Aan de Cisterciënsers werd door den paus de prediking van een kruistocht opgedragen. Uit N.Fr., Duitschland en Belg. stroomden de kruisvaarders toe. Aan het hoofd stond Amaldus Amalryci, abt van Citeaux, de militaire leider werd Simon van Montfort. De vestingen Béziers en Carcassonne werden na wisselende krijgskans door Simon veroverd, spoedig gevolgd door het sterke Lavaur, waar de kruisvaarders een onmenschelijke slachting aanrichtten. Nu kwam aan de beurt het gebied van Raymond VI, graaf van Toulouse, die door zijn dubbelzinnige rol de pauselijke actie had tegengewerkt en de A. in hun verzet gesterkt. Na hevige worsteling kwam ook dit aan Simon.
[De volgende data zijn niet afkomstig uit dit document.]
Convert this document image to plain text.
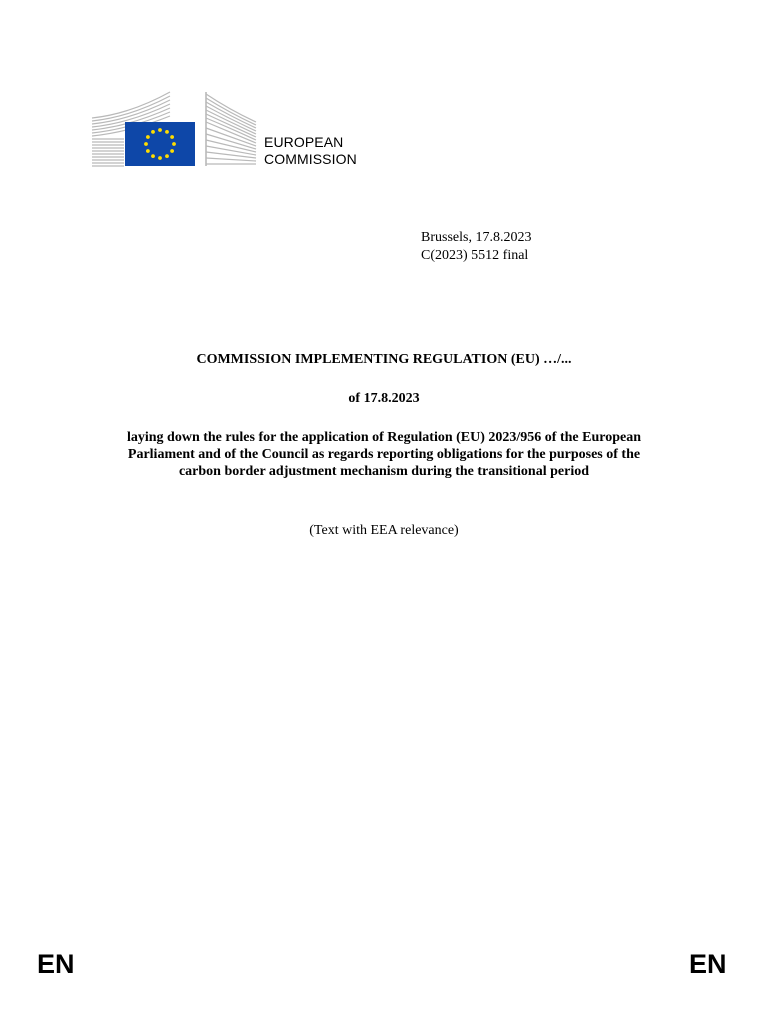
EUROPEAN
COMMISSION
Brussels, 17.8.2023
C(2023) 5512 final
COMMISSION IMPLEMENTING REGULATION (EU) …/...
of 17.8.2023
laying down the rules for the application of Regulation (EU) 2023/956 of the European
Parliament and of the Council as regards reporting obligations for the purposes of the
carbon border adjustment mechanism during the transitional period
(Text with EEA relevance)
EN	EN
Ten einde raad riep Raymond de hulp in van zijn zwager Pedro II van Aragon. Bij Muret kwam het tot een beslissenden slag (12 Sept. 1213), waarbij Simon overwon en Pedro sneuvelde. De paus, bang voor Simon’s toenemende macht, knoopte nu onderhandelingen met de overwonnenen aan, maar Simon staakte den strijd niet en werd op het Concilie van Montpellier uitgeroepen tot heer van het onderworpen gebied. De paus berustte. Simon bleef strijden, maar sneuvelde. Zijn zoon Amaury zette den oorlog met weinig succes voort.

Hij riep met den paus de hulp in van den Fr. koning, die in deze uitnoodiging een welkome gelegenheid zag om zijn gebied uit te breiden. Met dit optreden van Fr.’s koning komt de politiek in het spel en krijgt de strijd tegen de A. meer het karakter van een veroveringsoorlog dan van een kruistocht. De oorlog eindigt met het tractaat van Parijs (12 April 1229), waarbij Raymond VII, zoon van Raymond VI, bijna al zijn staten aan den koning van Fr. afstaat en zich verbindt de ketterij niet te dulden op het gebied, dat hem overblijft. Toch blijft de ketterij, ook ondanks het vaak al te strenge optreden van de Inquisitie, waaraan de paus de verdere uitroeiing opdraagt, nog voortwoekeren tot het begin der 14e eeuw.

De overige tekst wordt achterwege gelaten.